Tavern on the Green Closing

December 22, 2009 by USA Post 

Tavern on the Green Closing:It wasn’t Sotheby’s or Christie’s that won the right to auction off the contents of Tavern on the Green, the famous Central Park restaurant which is closing on Dec. 31.

New York City-based Guernsey’s, which handled the Elvis Presley auction at Graceland, is holding Tavern on the Green sale on Jan. 13 and 14 at the restaurant. It will be open to the public and a preview of the thousands of objects will be held from Jan. 6 to Jan. 14.

Everything from the Baccarat crystal chandeliers, the Japanese lanterns in the garden to the tablecloths and dinnerware will be sold, though Guernsey’s founder and president, Arlan Ettinger, declined to estimate what the items could fetch.

Tavern on the Green, which filed for bankruptcy protection in September after the city did not renew its license, is disbursing the proceeds of the auction to its creditors.

At least one item, however, will not be for sale. The LeRoy family, which operated the restaurant for the past three decades is keeping an antique turkey platter that is mounted on a wall at the restaurant and was used in the LeRoy household.

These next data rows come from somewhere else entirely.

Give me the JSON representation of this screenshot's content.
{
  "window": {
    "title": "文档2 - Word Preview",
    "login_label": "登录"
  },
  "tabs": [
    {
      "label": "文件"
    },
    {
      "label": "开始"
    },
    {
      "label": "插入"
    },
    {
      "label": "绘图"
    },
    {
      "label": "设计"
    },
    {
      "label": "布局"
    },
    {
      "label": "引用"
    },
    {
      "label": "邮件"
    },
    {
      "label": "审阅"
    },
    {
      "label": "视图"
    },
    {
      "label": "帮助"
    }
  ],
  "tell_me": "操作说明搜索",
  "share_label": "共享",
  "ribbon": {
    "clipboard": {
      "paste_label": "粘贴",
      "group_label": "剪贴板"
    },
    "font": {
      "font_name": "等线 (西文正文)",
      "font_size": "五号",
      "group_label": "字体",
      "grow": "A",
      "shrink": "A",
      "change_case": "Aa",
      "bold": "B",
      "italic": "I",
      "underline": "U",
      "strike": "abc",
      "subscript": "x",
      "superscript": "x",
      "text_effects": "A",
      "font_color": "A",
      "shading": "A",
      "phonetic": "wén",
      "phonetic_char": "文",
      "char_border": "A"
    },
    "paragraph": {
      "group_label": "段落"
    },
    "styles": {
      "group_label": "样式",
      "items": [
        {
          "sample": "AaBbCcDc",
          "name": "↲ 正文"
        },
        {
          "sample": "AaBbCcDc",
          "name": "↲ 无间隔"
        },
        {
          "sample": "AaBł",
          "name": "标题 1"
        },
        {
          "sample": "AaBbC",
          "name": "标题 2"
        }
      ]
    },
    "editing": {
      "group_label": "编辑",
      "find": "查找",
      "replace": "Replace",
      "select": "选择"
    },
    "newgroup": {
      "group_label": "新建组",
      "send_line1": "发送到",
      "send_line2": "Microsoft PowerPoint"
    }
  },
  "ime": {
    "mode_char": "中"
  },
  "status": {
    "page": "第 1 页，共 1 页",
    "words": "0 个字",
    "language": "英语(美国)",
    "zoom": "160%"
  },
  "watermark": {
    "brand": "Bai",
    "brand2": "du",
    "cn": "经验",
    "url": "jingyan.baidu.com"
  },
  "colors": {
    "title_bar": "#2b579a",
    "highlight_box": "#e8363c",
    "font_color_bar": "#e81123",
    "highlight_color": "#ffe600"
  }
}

The story of how Guernsey’s won the auction may also have to do with family history. Mr. Ettinger knew the late Warner LeRoy, who ran the restaurant for 25 years and left it to his youngest daughter, Jennifer, in 2001.

“I had known Warner over the years and that might have had something to do with it,” said Mr. Ettinger, who started the company 30 years ago. Many larger auction houses were vying for the business.

In 1984, Guernsey’s auctioned the contents of an ocean liner, the S.S. United States, which was docked in New York City. It was also commissioned for the auctions of items belonging to John F. Kennedy and Mickey Mantle.

The Tavern on the Green auction will include the Tiffany stained glass ceilings that were removed from Warner LeRoy’s first restaurant in New York, Maxwell’s Plum. In addition, there are many items stored in its Long Island City, Queens warehouse, including samovars from the Russian Tea Room (which Mr. LeRoy owned in the1990s) and bottles of wine.